Thursday, August 27, 2020

The Velvet Darkness: Speaking to the Soul, August 27, 2020




Exodus 3:1-15

In our diocese, when we suddenly got the word in the week before Holy Week that we had to shut down our worship spaces, even from broadcasting from them before empty pews, it set up a mad scramble. My husband generously went up to our nave with me and helped me to pre-record the stripping of the altar so that we could use it in our Maundy Thursday service. Slowly, item by item, all the furnishings and paraments, down the last candlestick and embroidered linen altar coverings were removed and stored away. At the end, the tabernacle light was extinguished, and darkness, deep and rich settled over us with finality as we finished recording.

I thought about the contrast between that darkness and the flare of fire when I contemplated this Sunday’s reading from Exodus, which includes the famous call narrative of Moses and the Burning Bush. It also drew me into some points I read by the rev. Dr. Wil Gafney about the symbolism of the pairing of darkness and light, and the way that symbolism can be misused and feed into negative attitudes toward race. The impulse here in the West is to associate light with good and darkness with evil.

And yet, some of the holiest experiences I have had have occurred when I have prayed beneath the stars, when darkness has pulled back the azure veil and revealed the delights and the filigrees of constellations that go unseen in daytime, swirling overhead and testifying to the wonders of the handiwork of God. That darkness is a friend, causing the aperture of the pupils of the eyes to open widest in order to gather in even the faintest light. Especially in summer, that darkness lays soft and soothing against the skin, like silk or velvet.

The darkness is where creation takes place. The darkness is ancient. The darkness was the companion of God long before the universe came to be. And it is from the creative, velvet darkness that God’s call to Moses, and many of us, actually originates.

The darkness is where divine revelation seizes hold of Moses with the fiercest of grips, and the flare of that burning thorn bush becomes even more arresting. Although there have been several names used for God, up to this point in the Torah, the answer Moses receives is “Ehyeh Asher Ehyeh” which is translated as “I am who I am” as well as “I will be who I will be”—in other words, God exists outside the realm of time and human experience, and past, present, and future are all the same to God.
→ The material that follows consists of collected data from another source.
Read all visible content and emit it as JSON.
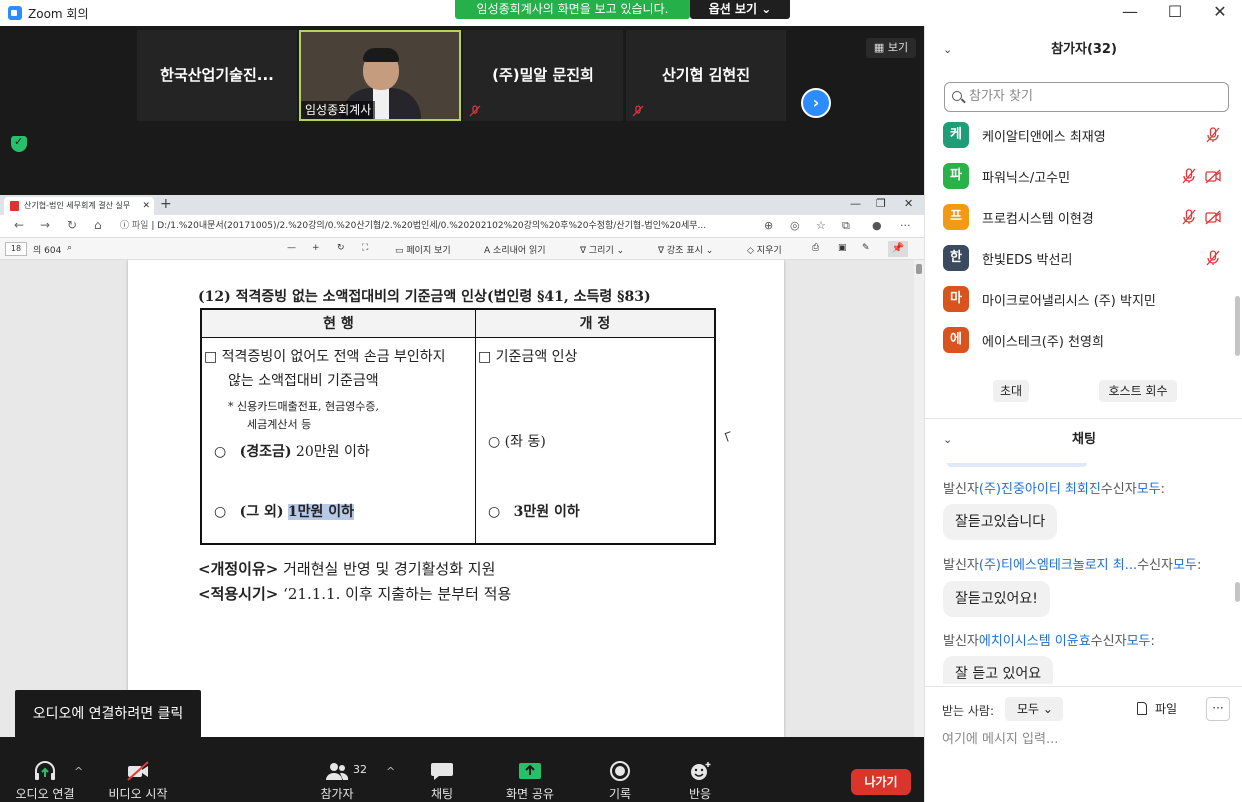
{
  "window": {
    "title": "Zoom 회의",
    "share_banner": "임성종회계사의 화면을 보고 있습니다.",
    "options_label": "옵션 보기"
  },
  "thumbnails": {
    "t1": "한국산업기술진...",
    "t2": "임성종회계사",
    "t3": "(주)밀알 문진희",
    "t4": "산기협 김현진",
    "view_label": "보기"
  },
  "browser": {
    "tab_title": "산기협-법인 세무회계 결산 실무",
    "url_proto": "파일",
    "url": "D:/1.%20내문서(20171005)/2.%20강의/0.%20산기협/2.%20법인세/0.%20202102%20강의%20후%20수정함/산기협-법인%20세무...",
    "page_num": "18",
    "page_total": "의 604",
    "toolbar": {
      "page_view": "페이지 보기",
      "read_aloud": "소리내어 읽기",
      "draw": "그리기",
      "highlight": "강조 표시",
      "erase": "지우기"
    }
  },
  "document": {
    "section_title": "(12) 적격증빙 없는 소액접대비의 기준금액 인상(법인령 §41, 소득령 §83)",
    "col_current": "현      행",
    "col_revised": "개      정",
    "current_line1": "□ 적격증빙이 없어도 전액 손금 부인하지",
    "current_line2": "않는 소액접대비 기준금액",
    "current_note1": "* 신용카드매출전표, 현금영수증,",
    "current_note2": "세금계산서 등",
    "current_item1_label": "(경조금)",
    "current_item1_value": "20만원 이하",
    "current_item2_label": "(그 외)",
    "current_item2_value": "1만원 이하",
    "revised_line1": "□ 기준금액 인상",
    "revised_item1": "○  (좌 동)",
    "revised_item2": "3만원 이하",
    "bullet": "○",
    "reason_label": "<개정이유>",
    "reason_text": "거래현실 반영 및 경기활성화 지원",
    "apply_label": "<적용시기>",
    "apply_text": "‘21.1.1. 이후 지출하는 분부터 적용"
  },
  "tooltip": "오디오에 연결하려면 클릭",
  "bottombar": {
    "audio": "오디오 연결",
    "video": "비디오 시작",
    "participants": "참가자",
    "participants_count": "32",
    "chat": "채팅",
    "share": "화면 공유",
    "record": "기록",
    "reactions": "반응",
    "leave": "나가기"
  },
  "participants_panel": {
    "title": "참가자(32)",
    "search_placeholder": "참가자 찾기",
    "list": [
      {
        "initial": "케",
        "name": "케이알티앤에스 최재영",
        "color": "#1f9d76"
      },
      {
        "initial": "파",
        "name": "파워닉스/고수민",
        "color": "#2ab24a"
      },
      {
        "initial": "프",
        "name": "프로컴시스템 이현경",
        "color": "#f29a12"
      },
      {
        "initial": "한",
        "name": "한빛EDS 박선리",
        "color": "#3b4a5e"
      },
      {
        "initial": "마",
        "name": "마이크로어낼리시스 (주) 박지민",
        "color": "#d9531e"
      },
      {
        "initial": "에",
        "name": "에이스테크(주) 천영희",
        "color": "#d9531e"
      }
    ],
    "invite": "초대",
    "reclaim_host": "호스트 회수"
  },
  "chat_panel": {
    "title": "채팅",
    "sender_prefix": "발신자",
    "receiver_prefix": "수신자",
    "everyone": "모두",
    "messages": [
      {
        "from": "(주)진중아이티 최회진",
        "text": "잘듣고있습니다"
      },
      {
        "from": "(주)티에스엠테크놀로지 최...",
        "text": "잘듣고있어요!"
      },
      {
        "from": "에치이시스템 이윤효",
        "text": "잘 듣고 있어요"
      }
    ],
    "to_label": "받는 사람:",
    "to_value": "모두",
    "file": "파일",
    "more": "···",
    "input_placeholder": "여기에 메시지 입력..."
  }
}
The rolling pronouncement of the Holy Name of God – we hear it in our translation from the NRSV as “I Am Who I Am”--comes from the intersection of darkness and fire—and warns Moses to remove his sandals, since the ground on which he stands is holy. It was only during that dramatic collaboration between light and dark that Moses is called into a new life. Moses is called out of the darkness of his shepherd life to lead a new flock, and take on a new identity. We see a movement from “I Am” to “You will be.” Moses will be the prophet of I Am.

How can you use the creative velvet darkness this week to help call you deeper into your relationship with God?